Polynomial Potential Inflation in the ACT Era: From CMB to Primordial Black Holes

TL;DR

This paper examines polynomial inflation models in light of recent ACT data, finding higher-order potentials can fit observations and produce phenomena like primordial black holes and gravitational waves.

Contribution

It systematically analyzes polynomial inflation models from quadratic to quintic, showing higher-order potentials can reconcile ACT data with early-universe phenomena.

Findings

Quintic potential models fit ACT data well.

Higher-order potentials can produce primordial black holes.

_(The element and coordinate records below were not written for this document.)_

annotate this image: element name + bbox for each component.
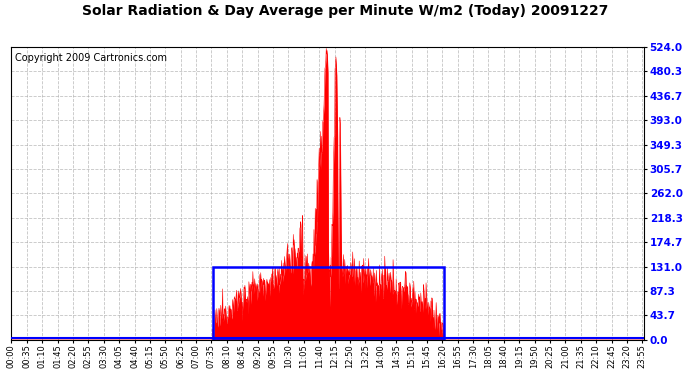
Text: Solar Radiation & Day Average per Minute W/m2 (Today) 20091227: Solar Radiation & Day Average per Minute… bbox=[82, 4, 608, 18]
Bar bbox=[213, 267, 444, 340]
Text: Copyright 2009 Cartronics.com: Copyright 2009 Cartronics.com bbox=[14, 53, 166, 63]
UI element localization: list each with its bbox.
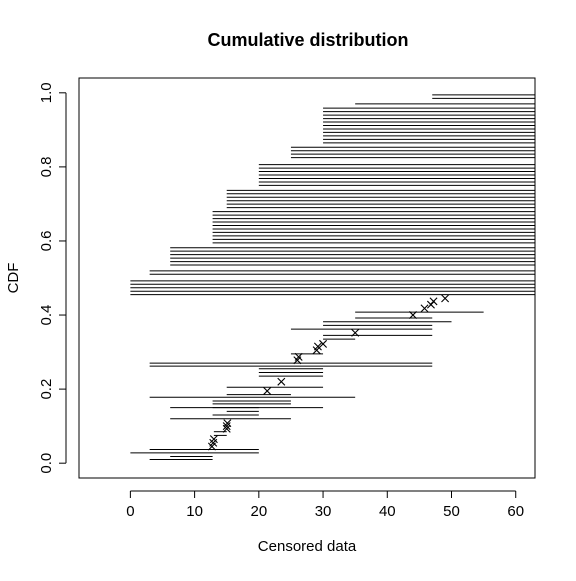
plot-marks xyxy=(130,94,535,460)
y-tick-label: 0.8 xyxy=(38,156,55,177)
point-stroke xyxy=(209,435,218,444)
y-axis-label: CDF xyxy=(5,263,22,294)
y-tick-label: 0.6 xyxy=(38,231,55,252)
x-tick-label: 10 xyxy=(186,503,203,520)
data-point xyxy=(420,304,429,313)
axes: 0 10 20 30 40 50 60 0.0 0.2 0.4 0.6 0.8 1.0 xyxy=(38,82,524,520)
data-point xyxy=(408,311,417,320)
point-stroke xyxy=(351,328,360,337)
y-tick-label: 0.0 xyxy=(38,453,55,474)
x-tick-label: 30 xyxy=(315,503,332,520)
x-tick-label: 20 xyxy=(250,503,267,520)
data-point xyxy=(441,294,450,303)
data-point xyxy=(223,419,232,428)
chart-title: Cumulative distribution xyxy=(207,30,408,50)
data-point xyxy=(263,386,272,395)
data-point xyxy=(351,328,360,337)
point-stroke xyxy=(223,419,232,428)
point-stroke xyxy=(277,377,286,386)
point-stroke xyxy=(420,304,429,313)
point-stroke xyxy=(263,386,272,395)
plot-frame xyxy=(78,77,536,479)
data-point xyxy=(319,339,328,348)
point-stroke xyxy=(441,294,450,303)
x-axis-label: Censored data xyxy=(258,538,357,555)
data-point xyxy=(313,342,322,351)
x-tick-label: 40 xyxy=(379,503,396,520)
data-point xyxy=(222,422,231,431)
point-stroke xyxy=(408,311,417,320)
x-tick-label: 50 xyxy=(443,503,460,520)
data-point xyxy=(277,377,286,386)
data-point xyxy=(209,435,218,444)
point-stroke xyxy=(319,339,328,348)
point-stroke xyxy=(313,342,322,351)
y-tick-label: 1.0 xyxy=(38,82,55,103)
point-stroke xyxy=(222,422,231,431)
point-stroke xyxy=(429,297,438,306)
y-tick-label: 0.4 xyxy=(38,305,55,326)
x-tick-label: 60 xyxy=(507,503,524,520)
point-stroke xyxy=(294,352,303,361)
point-stroke xyxy=(222,424,231,433)
x-tick-label: 0 xyxy=(126,503,134,520)
y-tick-label: 0.2 xyxy=(38,379,55,400)
data-point xyxy=(429,297,438,306)
data-point xyxy=(294,352,303,361)
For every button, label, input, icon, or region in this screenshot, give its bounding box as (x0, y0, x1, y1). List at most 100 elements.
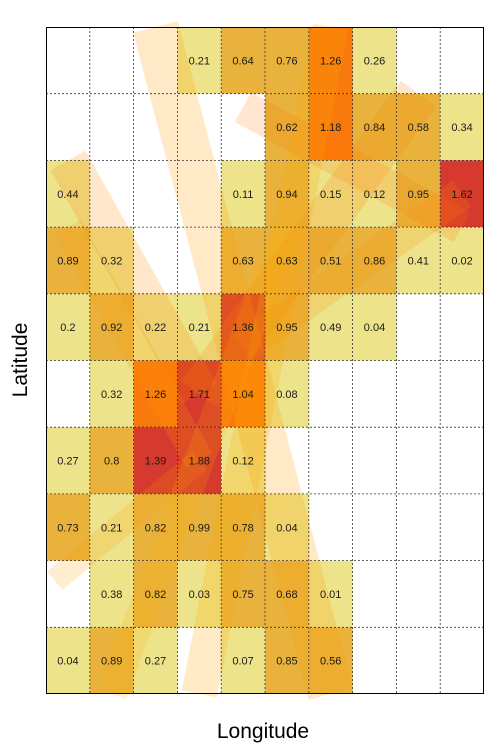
cell-value-label: 0.27 (145, 656, 166, 668)
cell-value-label: 0.04 (57, 656, 78, 668)
heatmap-cell (133, 560, 178, 628)
heatmap-cell (352, 93, 397, 161)
heatmap-cell (308, 627, 353, 694)
heatmap-cell (133, 360, 178, 428)
heatmap-cell (177, 27, 222, 94)
heatmap-cell (265, 93, 309, 161)
cell-value-label: 0.2 (60, 322, 75, 334)
cell-value-label: 0.92 (101, 322, 122, 334)
cell-value-label: 0.11 (233, 189, 254, 201)
heatmap-cell (265, 493, 309, 561)
heatmap-cell (221, 227, 265, 294)
heatmap-cell (396, 93, 441, 161)
cell-value-label: 0.21 (101, 522, 122, 534)
overlay-band (233, 180, 472, 361)
heatmap-cell (308, 27, 353, 94)
cell-value-label: 0.62 (276, 122, 297, 134)
heatmap-cell (221, 560, 265, 628)
heatmap-cell (221, 493, 265, 561)
heatmap-cell (133, 427, 178, 494)
grid-lines (46, 27, 484, 694)
cell-value-label: 0.03 (189, 589, 210, 601)
cell-value-label: 0.85 (276, 656, 297, 668)
heatmap-cell (89, 427, 134, 494)
heatmap-cell (352, 293, 397, 361)
heatmap-cell (46, 493, 90, 561)
cell-value-label: 0.95 (276, 322, 297, 334)
heatmap-cells (46, 27, 484, 694)
cell-value-label: 0.82 (145, 522, 166, 534)
heatmap-cell (177, 293, 222, 361)
cell-value-label: 0.26 (364, 55, 385, 67)
cell-value-label: 0.58 (408, 122, 429, 134)
heatmap-cell (352, 227, 397, 294)
heatmap-cell (265, 560, 309, 628)
cell-value-label: 0.8 (104, 456, 119, 468)
heatmap-cell (46, 427, 90, 494)
heatmap-cell (177, 493, 222, 561)
cell-value-label: 0.86 (364, 255, 385, 267)
heatmap-cell (308, 160, 353, 228)
heatmap-cell (133, 293, 178, 361)
overlay-band (97, 221, 301, 700)
cell-value-label: 1.39 (145, 456, 166, 468)
heatmap-cell (89, 293, 134, 361)
cell-value-label: 0.78 (232, 522, 253, 534)
cell-value-label: 1.26 (320, 55, 341, 67)
heatmap-cell (133, 493, 178, 561)
heatmap-cell (133, 627, 178, 694)
cell-value-label: 0.56 (320, 656, 341, 668)
heatmap-cell (221, 27, 265, 94)
cell-value-label: 0.04 (276, 522, 297, 534)
cell-value-label: 0.75 (232, 589, 253, 601)
heatmap-cell (308, 93, 353, 161)
cell-value-label: 0.21 (189, 322, 210, 334)
cell-value-label: 0.41 (408, 255, 429, 267)
cell-value-label: 0.82 (145, 589, 166, 601)
cell-value-label: 0.21 (189, 55, 210, 67)
cell-value-label: 1.62 (451, 189, 472, 201)
x-axis-title: Longitude (217, 720, 309, 743)
heatmap-cell (221, 360, 265, 428)
heatmap-cell (46, 160, 90, 228)
heatmap-cell (265, 27, 309, 94)
heatmap-cell (221, 160, 265, 228)
cell-value-label: 1.04 (232, 389, 253, 401)
cell-value-label: 0.68 (276, 589, 297, 601)
heatmap-cell (440, 93, 484, 161)
cell-value-label: 0.95 (408, 189, 429, 201)
heatmap-cell (46, 227, 90, 294)
cell-value-label: 0.99 (189, 522, 210, 534)
heatmap-cell (177, 360, 222, 428)
cell-value-label: 0.51 (320, 255, 341, 267)
cell-value-label: 1.18 (320, 122, 341, 134)
cell-value-label: 0.44 (57, 189, 78, 201)
heatmap-cell (308, 560, 353, 628)
cell-value-label: 0.01 (320, 589, 341, 601)
heatmap-cell (265, 293, 309, 361)
cell-value-label: 0.12 (232, 456, 253, 468)
heatmap-cell (89, 227, 134, 294)
heatmap-cell (440, 160, 484, 228)
heatmap-cell (265, 160, 309, 228)
heatmap-cell (177, 560, 222, 628)
cell-value-label: 1.88 (189, 456, 210, 468)
cell-value-label: 0.15 (320, 189, 341, 201)
heatmap-cell (89, 627, 134, 694)
heatmap-cell (308, 293, 353, 361)
cell-value-label: 0.32 (101, 389, 122, 401)
cell-value-label: 0.89 (101, 656, 122, 668)
heatmap-cell (265, 227, 309, 294)
heatmap-cell (89, 493, 134, 561)
cell-value-label: 1.36 (232, 322, 253, 334)
heatmap-cell (221, 627, 265, 694)
cell-value-label: 0.22 (145, 322, 166, 334)
heatmap-cell (396, 227, 441, 294)
cell-value-label: 0.84 (364, 122, 385, 134)
heatmap-cell (440, 227, 484, 294)
heatmap-cell (352, 160, 397, 228)
cell-value-label: 0.49 (320, 322, 341, 334)
cell-value-label: 0.76 (276, 55, 297, 67)
cell-value-label: 0.63 (276, 255, 297, 267)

Inflection points in quintic models generate gravitational waves.

Abstract

The recent measurements from the Atacama Cosmology Telescope (ACT) favor a higher value of the scalar spectral index $n_s$ compared to the Planck data, challenging many well-established inflationary models. In this work, we investigate the viability of polynomial potential inflation in light of the latest ACT data, systematically analyzing cases from $n=2$ to $n=5$. By exploring the parameter space and deriving constraints on the model coefficients, we find that the cubic to quintic models can provide a good fit to the data, while the quadratic model struggles to simultaneously accommodate the ACT data and the requirement of sufficient inflation. Notably, the quintic case ($n=5$) not only matches cosmic microwave background (CMB) observations but also produces an inflection point that simultaneously triggers primordial black hole formation and generates a scalar-induced gravitational wave. These findings establish higher-order polynomial potentials as compelling frameworks and reconcile precision CMB measurements with multi-messenger probes of early-universe physics.